Long term magnet motors are more efficient than induction engine or motors with field windings for certain high-efficiency applications such as electrical vehicles. Tesla’s Chief Electric motor Designer was quoted discussing these advantages, saying: “It’s well known that permanent magnet devices have the benefit of pre-excitation from the magnets, and for that reason you have some efficiency benefit for that. Induction machines have perfect flux regulation and therefore you can optimize your efficiency. Both seem sensible for variable-rate drive single-gear tranny as the drive models of the cars. Therefore, you may already know, our Model 3 has a long term magnet machine now. The reason being for the specification of the performance and efficiency, the long lasting magnet machine better solved our cost minimization function, and it was optimal for the number and performance focus on. Quantitatively, the difference is certainly what drives the future of the machine, and it’s a trade-off between motor cost, range and battery price that is determining which technology will be used in the future.
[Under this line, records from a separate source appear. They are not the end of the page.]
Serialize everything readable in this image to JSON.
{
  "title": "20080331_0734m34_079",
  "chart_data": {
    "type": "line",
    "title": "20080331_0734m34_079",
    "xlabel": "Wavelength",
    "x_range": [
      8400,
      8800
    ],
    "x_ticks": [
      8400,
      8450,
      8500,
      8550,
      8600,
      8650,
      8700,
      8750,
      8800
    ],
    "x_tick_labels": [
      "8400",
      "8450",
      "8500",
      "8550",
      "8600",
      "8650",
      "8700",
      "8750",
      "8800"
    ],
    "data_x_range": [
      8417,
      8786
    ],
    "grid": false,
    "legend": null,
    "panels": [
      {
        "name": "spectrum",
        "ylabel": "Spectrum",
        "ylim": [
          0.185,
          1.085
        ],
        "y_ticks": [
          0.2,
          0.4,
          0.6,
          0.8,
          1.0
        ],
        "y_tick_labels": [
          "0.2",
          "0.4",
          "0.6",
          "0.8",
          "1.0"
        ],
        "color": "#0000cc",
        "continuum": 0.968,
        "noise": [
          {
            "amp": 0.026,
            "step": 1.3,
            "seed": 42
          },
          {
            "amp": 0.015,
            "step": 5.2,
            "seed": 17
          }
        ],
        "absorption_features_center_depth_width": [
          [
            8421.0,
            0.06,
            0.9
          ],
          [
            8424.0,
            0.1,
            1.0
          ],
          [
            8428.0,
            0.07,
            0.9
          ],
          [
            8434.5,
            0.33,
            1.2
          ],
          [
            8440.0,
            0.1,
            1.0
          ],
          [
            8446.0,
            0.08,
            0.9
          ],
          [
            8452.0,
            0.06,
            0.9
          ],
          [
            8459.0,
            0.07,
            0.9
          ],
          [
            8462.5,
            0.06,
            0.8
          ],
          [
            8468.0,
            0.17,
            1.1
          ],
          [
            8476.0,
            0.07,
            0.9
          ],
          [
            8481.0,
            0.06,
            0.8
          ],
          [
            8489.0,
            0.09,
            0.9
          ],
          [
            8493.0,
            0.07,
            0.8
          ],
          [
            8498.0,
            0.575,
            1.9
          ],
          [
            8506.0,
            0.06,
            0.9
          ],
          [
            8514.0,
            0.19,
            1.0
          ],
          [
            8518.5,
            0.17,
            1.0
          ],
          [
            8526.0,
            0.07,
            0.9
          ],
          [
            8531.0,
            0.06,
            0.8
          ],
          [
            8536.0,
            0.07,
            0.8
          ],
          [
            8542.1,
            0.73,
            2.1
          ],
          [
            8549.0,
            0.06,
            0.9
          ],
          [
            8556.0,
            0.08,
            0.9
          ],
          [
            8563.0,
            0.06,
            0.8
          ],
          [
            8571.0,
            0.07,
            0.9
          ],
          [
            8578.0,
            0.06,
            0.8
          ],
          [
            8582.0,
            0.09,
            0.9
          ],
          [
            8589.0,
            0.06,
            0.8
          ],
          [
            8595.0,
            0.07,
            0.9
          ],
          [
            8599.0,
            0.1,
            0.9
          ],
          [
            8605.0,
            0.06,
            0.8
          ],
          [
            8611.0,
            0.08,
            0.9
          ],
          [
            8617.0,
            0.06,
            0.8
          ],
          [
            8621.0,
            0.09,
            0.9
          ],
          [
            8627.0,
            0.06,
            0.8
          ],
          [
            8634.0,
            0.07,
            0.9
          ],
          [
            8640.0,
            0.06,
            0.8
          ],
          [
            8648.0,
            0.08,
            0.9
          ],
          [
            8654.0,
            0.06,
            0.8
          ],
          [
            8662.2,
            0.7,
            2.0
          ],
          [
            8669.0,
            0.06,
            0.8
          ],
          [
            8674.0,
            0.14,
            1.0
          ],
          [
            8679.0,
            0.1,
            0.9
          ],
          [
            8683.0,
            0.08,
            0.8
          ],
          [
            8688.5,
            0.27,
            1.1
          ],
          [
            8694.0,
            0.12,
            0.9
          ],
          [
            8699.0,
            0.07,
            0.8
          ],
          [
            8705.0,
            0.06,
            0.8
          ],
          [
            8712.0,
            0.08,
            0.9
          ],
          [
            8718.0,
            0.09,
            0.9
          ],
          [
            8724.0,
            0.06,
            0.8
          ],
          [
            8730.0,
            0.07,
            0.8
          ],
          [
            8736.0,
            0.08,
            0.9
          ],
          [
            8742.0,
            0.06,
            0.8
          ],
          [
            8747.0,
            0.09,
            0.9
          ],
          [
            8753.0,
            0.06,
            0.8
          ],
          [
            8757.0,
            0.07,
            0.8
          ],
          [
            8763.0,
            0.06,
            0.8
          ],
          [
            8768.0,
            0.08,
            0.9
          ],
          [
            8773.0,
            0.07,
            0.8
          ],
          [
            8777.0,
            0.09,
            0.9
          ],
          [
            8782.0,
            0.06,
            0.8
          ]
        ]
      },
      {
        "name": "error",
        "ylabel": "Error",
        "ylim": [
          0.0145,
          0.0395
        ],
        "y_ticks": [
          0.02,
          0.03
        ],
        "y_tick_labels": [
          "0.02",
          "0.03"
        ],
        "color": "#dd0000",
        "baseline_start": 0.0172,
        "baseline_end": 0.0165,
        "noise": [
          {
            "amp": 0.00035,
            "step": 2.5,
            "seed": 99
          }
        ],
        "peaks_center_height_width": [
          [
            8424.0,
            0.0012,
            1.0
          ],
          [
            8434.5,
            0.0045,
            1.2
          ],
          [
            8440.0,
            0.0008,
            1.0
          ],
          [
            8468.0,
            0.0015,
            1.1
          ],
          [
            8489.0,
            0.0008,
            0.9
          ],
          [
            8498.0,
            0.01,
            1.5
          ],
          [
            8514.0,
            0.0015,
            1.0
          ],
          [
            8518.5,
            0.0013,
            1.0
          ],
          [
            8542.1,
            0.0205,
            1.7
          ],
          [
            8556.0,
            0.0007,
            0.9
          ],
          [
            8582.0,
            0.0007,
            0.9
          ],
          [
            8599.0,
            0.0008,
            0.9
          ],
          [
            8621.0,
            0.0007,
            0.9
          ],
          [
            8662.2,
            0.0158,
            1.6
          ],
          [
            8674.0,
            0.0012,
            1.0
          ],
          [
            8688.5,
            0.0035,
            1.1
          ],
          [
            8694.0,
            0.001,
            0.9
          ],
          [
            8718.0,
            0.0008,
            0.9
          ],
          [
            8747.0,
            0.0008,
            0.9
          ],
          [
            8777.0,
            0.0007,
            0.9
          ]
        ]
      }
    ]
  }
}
The magnetic field for a synchronous machine could be provided by using permanent magnets made of neodymium-boron-iron, samarium-cobalt, or ferrite on the rotor. In a few motors, these magnets are mounted with adhesive on the top of rotor core in a way that the magnetic field can be radially directed over the air flow gap. In other designs, the magnets are inset into the rotor core surface or inserted in slots just below the surface. Another type of permanent-magnet engine provides circumferentially directed magnets positioned in Auto Chain radial slots that provide magnetic flux to iron poles, which in turn set up a radial field in the surroundings gap.

The primary application for permanent-magnet motors is in variable-speed drives where in fact the stator comes from a variable-frequency, variable-voltage, electronically managed source. Such drives can handle precise speed and placement control. Because of the absence of power losses in the rotor, in comparison with induction engine drives, they are also highly efficient.

Permanent-magnet motors could be designed to operate at synchronous speed from a way to obtain constant voltage and frequency. The magnets are embedded in the rotor iron, and a damper winding can be placed in slot machines in the rotor surface to supply starting capability. Such a motor will not, however, have method of managing the stator power aspect.